The difference between the two groups is the kiss. One group has gotten it one way or another. The other group has not done it. Furthermore, we are not talking about just a kiss. But what lies behind it. All I can say is that I am grateful to have experienced such a thing. I cannot determine whether it is a miracle or a coincidence. Perhaps both. I have no proof to support my hypothesis. But I sure am willing to bet my life on it.

There should be a hidden mechanism behind my kiss to achieve such a drastic shift in the girls. 

For example, what would happen if the kiss showed them what I saw but from their perspective. They saw everything, felt everything, and remembered everything. Only that could explain their sudden change. That could explain their boost in affection.

It happened to me. Why could it not do the same to the girls? It is plausible and is worthy of a trial.

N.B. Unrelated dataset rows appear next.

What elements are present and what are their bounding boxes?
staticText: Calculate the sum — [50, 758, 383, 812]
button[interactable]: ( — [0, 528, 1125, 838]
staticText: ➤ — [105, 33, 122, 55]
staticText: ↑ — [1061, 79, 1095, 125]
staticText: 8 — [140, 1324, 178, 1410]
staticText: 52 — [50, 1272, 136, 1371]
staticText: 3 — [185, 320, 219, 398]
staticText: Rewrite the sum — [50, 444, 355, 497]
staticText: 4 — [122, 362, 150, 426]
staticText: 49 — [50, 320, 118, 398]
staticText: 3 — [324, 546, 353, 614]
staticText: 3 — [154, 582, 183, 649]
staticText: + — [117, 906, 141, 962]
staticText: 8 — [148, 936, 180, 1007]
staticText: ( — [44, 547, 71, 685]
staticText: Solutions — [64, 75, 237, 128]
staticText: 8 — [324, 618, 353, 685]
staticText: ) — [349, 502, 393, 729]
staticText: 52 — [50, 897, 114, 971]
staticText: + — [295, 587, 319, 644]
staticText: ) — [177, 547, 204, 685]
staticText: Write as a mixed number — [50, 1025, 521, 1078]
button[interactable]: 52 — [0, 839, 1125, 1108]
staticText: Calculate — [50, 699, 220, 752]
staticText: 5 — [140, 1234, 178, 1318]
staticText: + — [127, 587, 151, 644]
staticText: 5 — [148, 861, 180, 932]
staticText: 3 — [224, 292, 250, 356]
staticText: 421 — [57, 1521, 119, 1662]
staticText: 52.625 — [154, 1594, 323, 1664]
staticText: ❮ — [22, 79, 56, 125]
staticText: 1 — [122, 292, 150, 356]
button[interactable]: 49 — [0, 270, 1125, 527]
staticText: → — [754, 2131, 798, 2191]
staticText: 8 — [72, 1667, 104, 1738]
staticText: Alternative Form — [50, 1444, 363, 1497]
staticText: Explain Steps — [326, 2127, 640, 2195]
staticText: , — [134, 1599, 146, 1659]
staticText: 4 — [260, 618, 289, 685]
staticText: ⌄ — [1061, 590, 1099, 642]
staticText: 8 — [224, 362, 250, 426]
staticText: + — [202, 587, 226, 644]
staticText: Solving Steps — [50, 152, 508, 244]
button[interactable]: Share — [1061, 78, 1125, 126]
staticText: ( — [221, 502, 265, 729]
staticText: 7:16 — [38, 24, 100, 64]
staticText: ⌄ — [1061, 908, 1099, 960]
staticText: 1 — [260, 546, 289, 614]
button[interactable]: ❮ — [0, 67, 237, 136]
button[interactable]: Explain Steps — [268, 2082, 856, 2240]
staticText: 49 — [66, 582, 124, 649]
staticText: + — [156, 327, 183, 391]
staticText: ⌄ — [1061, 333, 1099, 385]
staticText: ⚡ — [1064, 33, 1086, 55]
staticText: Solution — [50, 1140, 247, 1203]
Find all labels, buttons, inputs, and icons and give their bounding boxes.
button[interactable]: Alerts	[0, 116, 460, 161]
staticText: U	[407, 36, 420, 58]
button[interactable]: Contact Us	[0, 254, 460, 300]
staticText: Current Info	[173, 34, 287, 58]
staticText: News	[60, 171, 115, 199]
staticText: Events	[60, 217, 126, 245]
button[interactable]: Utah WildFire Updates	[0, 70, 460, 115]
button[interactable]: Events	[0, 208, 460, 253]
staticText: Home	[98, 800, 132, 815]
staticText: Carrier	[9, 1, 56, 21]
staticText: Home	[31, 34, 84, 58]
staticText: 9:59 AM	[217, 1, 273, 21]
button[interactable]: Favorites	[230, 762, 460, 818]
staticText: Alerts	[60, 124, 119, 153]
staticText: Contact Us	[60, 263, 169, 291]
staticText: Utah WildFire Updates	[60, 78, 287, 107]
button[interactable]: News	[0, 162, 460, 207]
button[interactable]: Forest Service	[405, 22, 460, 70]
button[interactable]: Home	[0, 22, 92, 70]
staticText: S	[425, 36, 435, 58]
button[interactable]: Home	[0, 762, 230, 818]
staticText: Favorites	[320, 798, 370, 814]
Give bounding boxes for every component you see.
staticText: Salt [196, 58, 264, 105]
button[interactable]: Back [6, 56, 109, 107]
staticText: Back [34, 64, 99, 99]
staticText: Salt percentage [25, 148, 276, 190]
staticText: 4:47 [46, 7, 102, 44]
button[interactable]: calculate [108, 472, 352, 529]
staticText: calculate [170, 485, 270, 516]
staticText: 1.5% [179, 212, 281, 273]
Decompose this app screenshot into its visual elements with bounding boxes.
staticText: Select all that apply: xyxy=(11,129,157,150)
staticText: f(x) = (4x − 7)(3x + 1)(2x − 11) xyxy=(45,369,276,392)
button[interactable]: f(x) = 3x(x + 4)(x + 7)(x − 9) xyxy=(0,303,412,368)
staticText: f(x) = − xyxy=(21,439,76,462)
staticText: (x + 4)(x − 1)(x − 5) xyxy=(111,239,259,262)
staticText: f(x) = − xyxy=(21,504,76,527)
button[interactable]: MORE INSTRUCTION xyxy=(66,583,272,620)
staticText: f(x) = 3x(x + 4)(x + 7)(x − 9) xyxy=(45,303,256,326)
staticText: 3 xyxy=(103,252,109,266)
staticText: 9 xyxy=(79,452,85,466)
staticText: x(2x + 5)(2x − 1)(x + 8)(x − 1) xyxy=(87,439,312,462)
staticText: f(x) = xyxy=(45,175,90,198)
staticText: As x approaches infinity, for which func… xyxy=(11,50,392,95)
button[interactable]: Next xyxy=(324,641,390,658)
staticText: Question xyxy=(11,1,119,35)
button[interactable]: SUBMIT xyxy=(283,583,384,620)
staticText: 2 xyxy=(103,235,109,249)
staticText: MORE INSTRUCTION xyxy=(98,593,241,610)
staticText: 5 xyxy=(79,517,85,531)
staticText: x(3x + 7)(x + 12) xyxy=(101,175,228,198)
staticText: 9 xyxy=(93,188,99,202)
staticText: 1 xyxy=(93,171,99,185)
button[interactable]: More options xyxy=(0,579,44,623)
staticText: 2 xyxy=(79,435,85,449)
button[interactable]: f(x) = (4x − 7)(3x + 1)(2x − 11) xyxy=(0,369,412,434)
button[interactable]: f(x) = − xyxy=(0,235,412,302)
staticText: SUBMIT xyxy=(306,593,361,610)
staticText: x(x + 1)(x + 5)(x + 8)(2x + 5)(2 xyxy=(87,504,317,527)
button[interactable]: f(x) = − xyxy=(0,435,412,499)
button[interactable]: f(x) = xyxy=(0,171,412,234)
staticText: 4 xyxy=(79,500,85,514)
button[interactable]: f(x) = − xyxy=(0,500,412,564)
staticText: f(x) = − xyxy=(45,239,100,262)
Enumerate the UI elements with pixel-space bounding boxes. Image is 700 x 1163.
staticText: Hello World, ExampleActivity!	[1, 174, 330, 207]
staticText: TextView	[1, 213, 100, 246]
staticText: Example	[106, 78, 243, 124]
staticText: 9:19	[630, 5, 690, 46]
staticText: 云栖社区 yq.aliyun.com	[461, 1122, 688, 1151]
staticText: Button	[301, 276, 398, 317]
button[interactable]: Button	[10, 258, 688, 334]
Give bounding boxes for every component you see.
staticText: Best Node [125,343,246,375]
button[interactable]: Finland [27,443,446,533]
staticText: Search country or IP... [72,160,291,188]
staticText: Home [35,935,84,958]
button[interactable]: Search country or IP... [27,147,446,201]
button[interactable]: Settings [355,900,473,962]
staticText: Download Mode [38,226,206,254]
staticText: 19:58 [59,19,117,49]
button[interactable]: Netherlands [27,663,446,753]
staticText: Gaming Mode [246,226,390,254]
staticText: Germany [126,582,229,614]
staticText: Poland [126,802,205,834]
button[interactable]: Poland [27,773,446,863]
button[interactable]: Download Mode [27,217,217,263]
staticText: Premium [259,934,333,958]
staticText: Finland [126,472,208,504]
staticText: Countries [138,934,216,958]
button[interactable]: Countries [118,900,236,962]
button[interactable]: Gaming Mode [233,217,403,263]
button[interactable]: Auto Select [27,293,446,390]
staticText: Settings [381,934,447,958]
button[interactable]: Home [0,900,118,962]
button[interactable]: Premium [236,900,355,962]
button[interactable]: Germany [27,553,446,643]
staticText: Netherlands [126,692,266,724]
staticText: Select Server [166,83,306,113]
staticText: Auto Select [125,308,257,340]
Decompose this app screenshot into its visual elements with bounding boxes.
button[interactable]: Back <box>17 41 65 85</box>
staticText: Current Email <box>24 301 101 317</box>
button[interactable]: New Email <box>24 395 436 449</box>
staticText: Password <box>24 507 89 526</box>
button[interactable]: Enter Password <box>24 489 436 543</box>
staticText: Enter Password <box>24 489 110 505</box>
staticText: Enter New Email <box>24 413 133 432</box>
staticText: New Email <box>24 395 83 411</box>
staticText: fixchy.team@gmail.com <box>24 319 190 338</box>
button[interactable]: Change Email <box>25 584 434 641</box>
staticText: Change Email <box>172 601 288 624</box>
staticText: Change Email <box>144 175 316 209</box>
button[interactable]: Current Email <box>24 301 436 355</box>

"...Kuro." After a while, I break the silence.

"Yes?" Kurokawa immediately replies as if she has been waiting for me to speak up.

"I do."

Maybe she understands what I am talking about. Perhaps she does not. In any case, I owe Kuro those two words. While she proposed to me in that vision with the gauze ring, there was no reply. And with what I am feeling right now in the chest, that answer is good enough.

...Laura will probably murder me, though.

With eyes wide open and a stunned look on her face, Kurokawa's smile blooms like a happy flower. Soon after, in the corners of her face are tiny droplets of tears, shining bright under the sun. 

My chest feels light after seeing those tears of hers. It seems my thoughts are correct.

Clenching my hand tightly, Kurokawa opens her soft lips: "So, you agree to be my husband?"